L’adattamento alle condizioni locali è stato accompagnato da un lavoro tecnico continuo con gli ingegneri di Planasa, attraverso visite periodiche per calibrare i programmi nutrizionali, individuare eventuali criticità e ottimizzare la gestione della coltivazione. Per José Urbina, la conclusione è chiara: “È una varietà molto produttiva e non resteremo certo indietro in termini di produzione”.

Rendimento eccellente nelle zone

Rendimento eccellente nelle zone ad alta altitudine in Cina. Nella provincia cinese dello Yunnan, Xiaobao Ge, responsabile di Yunnan Baoming Agriculture, gestisce un’azienda di 30 ettari situata a quasi 1.900 metri sul livello del mare, un’altitudine che incide in modo determinante sul profilo organolettico del mirtillo.

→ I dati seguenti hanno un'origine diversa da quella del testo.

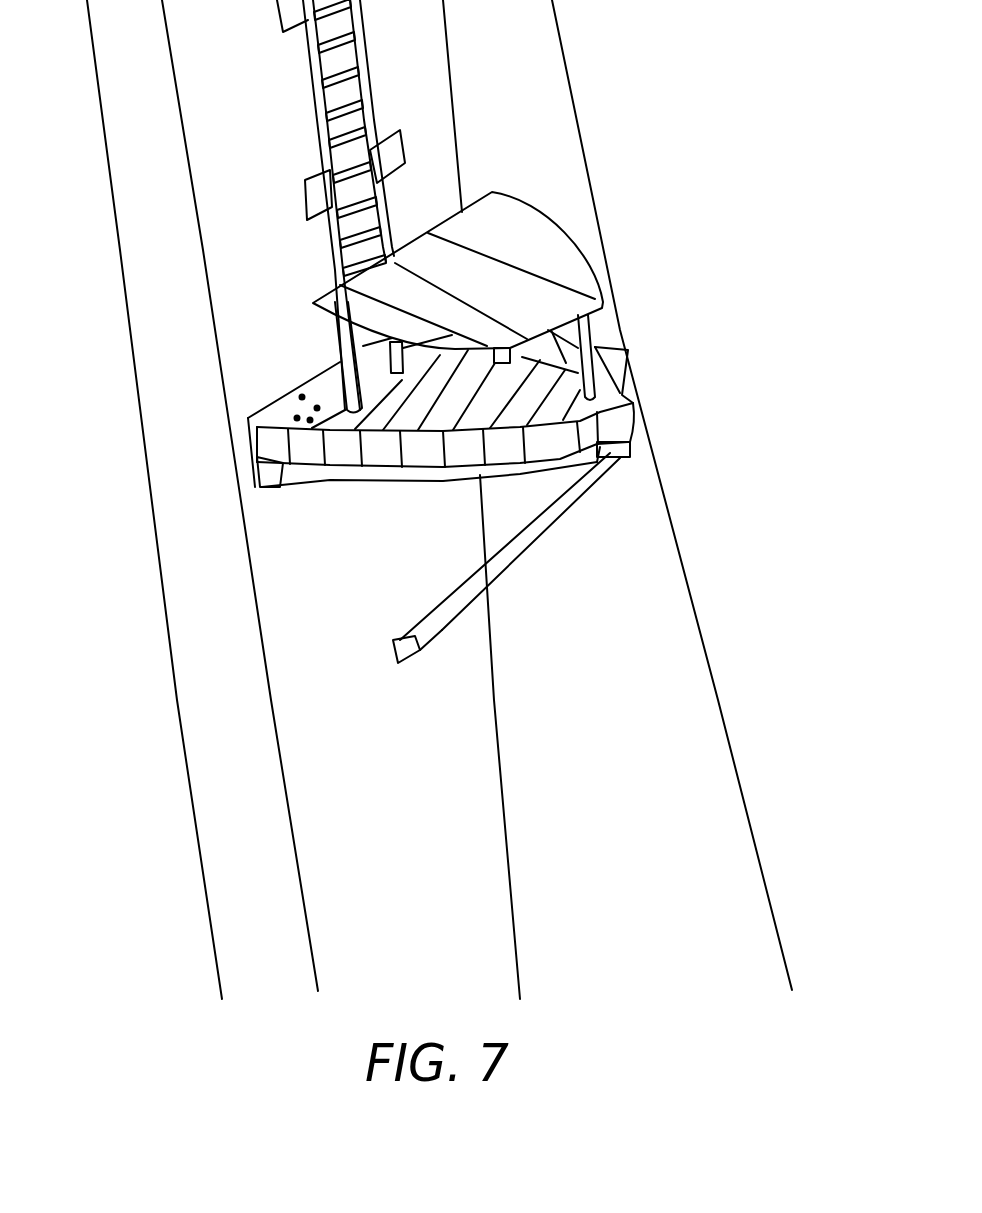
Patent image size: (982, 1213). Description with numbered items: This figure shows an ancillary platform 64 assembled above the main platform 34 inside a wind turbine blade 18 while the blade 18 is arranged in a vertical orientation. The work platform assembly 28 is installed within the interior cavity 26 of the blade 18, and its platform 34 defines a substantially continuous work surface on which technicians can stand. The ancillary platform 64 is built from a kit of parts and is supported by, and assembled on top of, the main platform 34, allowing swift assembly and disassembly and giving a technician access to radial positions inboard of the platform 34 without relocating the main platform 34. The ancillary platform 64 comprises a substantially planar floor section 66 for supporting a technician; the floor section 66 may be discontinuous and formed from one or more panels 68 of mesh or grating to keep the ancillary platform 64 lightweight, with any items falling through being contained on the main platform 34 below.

The wind turbine blade 18 is at (690, 508).
The interior cavity 26 is at (617, 732).
The work platform assembly 28 is at (270, 380).
The platform 34 is at (418, 420).
The ancillary platform 64 is at (556, 190).
The floor section 66 is at (458, 253).
The panels 68 is at (313, 305).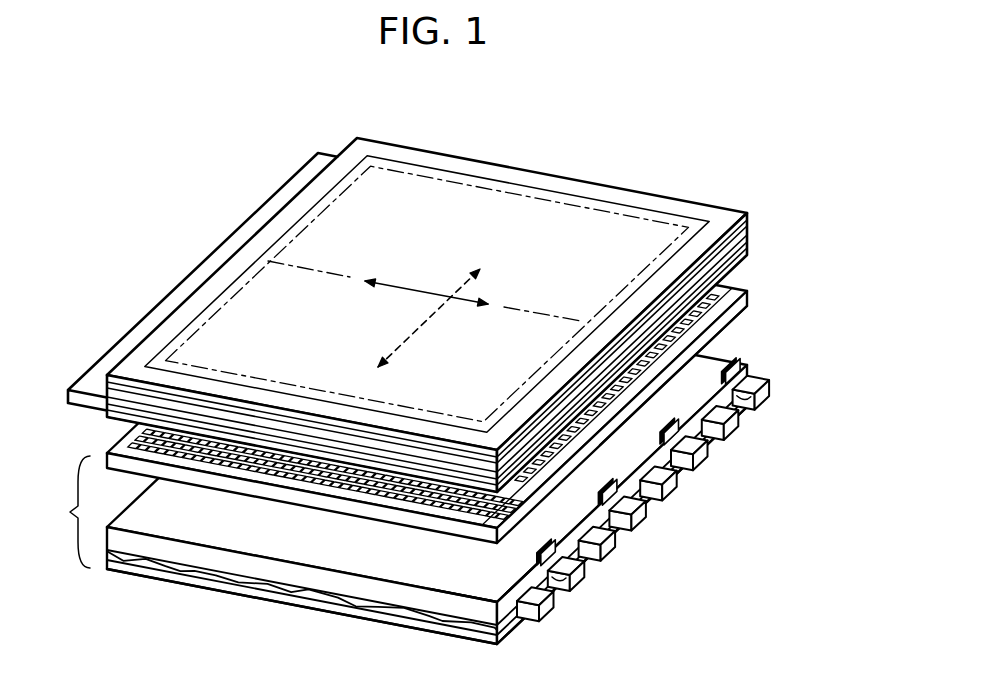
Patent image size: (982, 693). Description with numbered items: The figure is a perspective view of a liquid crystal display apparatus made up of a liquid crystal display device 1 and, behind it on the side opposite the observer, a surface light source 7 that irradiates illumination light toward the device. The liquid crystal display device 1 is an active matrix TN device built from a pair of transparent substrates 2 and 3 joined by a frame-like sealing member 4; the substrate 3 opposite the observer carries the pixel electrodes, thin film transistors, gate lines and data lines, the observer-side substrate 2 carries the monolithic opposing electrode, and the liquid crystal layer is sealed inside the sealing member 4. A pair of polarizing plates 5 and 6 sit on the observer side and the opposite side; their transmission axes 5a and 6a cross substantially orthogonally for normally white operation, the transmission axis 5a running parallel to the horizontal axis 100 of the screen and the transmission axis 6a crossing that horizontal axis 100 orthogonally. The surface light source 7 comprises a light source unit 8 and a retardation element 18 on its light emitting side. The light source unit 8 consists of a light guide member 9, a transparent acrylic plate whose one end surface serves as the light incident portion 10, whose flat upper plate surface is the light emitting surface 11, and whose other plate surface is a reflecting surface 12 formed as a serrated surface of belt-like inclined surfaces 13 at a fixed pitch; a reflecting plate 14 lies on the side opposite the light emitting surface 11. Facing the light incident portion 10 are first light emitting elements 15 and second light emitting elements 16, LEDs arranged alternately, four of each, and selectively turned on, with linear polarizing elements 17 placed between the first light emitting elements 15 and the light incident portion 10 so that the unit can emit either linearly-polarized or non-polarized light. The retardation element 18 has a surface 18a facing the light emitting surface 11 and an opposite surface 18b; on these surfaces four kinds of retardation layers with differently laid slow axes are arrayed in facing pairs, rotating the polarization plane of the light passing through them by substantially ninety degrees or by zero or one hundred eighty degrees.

“A questa altezza, il sapore del frutto è migliore, più aromatico e dolce, e la consistenza è anche più croccante. Rispetto alle zone a minore altitudine, le prestazioni sono nettamente superiori”, spiega.

Prima di puntare sulla genetica di Planasa, il team ha condotto un approfondito processo di valutazione, confrontando diverse varietà e analizzandone il comportamento in differenti condizioni produttive.

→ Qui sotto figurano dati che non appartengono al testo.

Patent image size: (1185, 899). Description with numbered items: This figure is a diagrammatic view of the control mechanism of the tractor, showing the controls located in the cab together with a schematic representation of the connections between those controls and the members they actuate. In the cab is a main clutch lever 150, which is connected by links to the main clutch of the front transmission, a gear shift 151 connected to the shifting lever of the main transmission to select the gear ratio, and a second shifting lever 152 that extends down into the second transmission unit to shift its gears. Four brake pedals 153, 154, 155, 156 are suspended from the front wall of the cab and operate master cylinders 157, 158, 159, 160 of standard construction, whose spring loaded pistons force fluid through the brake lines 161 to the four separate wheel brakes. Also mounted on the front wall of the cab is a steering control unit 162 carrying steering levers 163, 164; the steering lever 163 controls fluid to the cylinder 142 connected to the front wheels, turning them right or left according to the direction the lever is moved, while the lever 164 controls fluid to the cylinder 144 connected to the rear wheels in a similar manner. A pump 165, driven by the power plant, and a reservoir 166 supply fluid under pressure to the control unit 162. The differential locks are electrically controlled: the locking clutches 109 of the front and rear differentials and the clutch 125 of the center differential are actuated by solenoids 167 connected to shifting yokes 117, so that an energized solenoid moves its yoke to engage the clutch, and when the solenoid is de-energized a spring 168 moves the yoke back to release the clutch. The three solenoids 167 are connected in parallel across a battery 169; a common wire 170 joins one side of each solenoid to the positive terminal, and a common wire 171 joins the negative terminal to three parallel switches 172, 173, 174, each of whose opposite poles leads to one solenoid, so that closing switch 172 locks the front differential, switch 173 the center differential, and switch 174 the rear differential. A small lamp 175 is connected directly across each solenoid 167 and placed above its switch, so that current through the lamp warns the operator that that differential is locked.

Alla fine, diversi fattori hanno orientato la scelta verso Blue Maldiva elevata produttività:

  • l’elevata produttività;
  • l’alta percentuale di frutti di grande calibro;
  • la buona resistenza alle malattie, che facilita la gestione della coltura.

“Ma l’aspetto più importante è che il rendimento economico complessivo è molto positivo”, sottolinea.

Calibri e risultati produttivi

Durante le valutazioni in campo, i calibri ottenuti sono stati tra gli elementi più sorprendenti. Anche negli stadi iniziali di maturazione, i frutti raggiungono calibri 18+ e 20+, con oltre l’80% della produzione che supera i 22 mm.

Nelle misurazioni si registrano anche frutti da 25+ e persino 27 mm, a conferma dell’elevata percentuale di frutti di grande dimensione. “Nel complesso, Blue Maldiva mi piace molto e sono molto soddisfatto del suo comportamento”, conclude, auspicando che anche i produttori di Planasa in altri Paesi continuino a ottenere buoni risultati.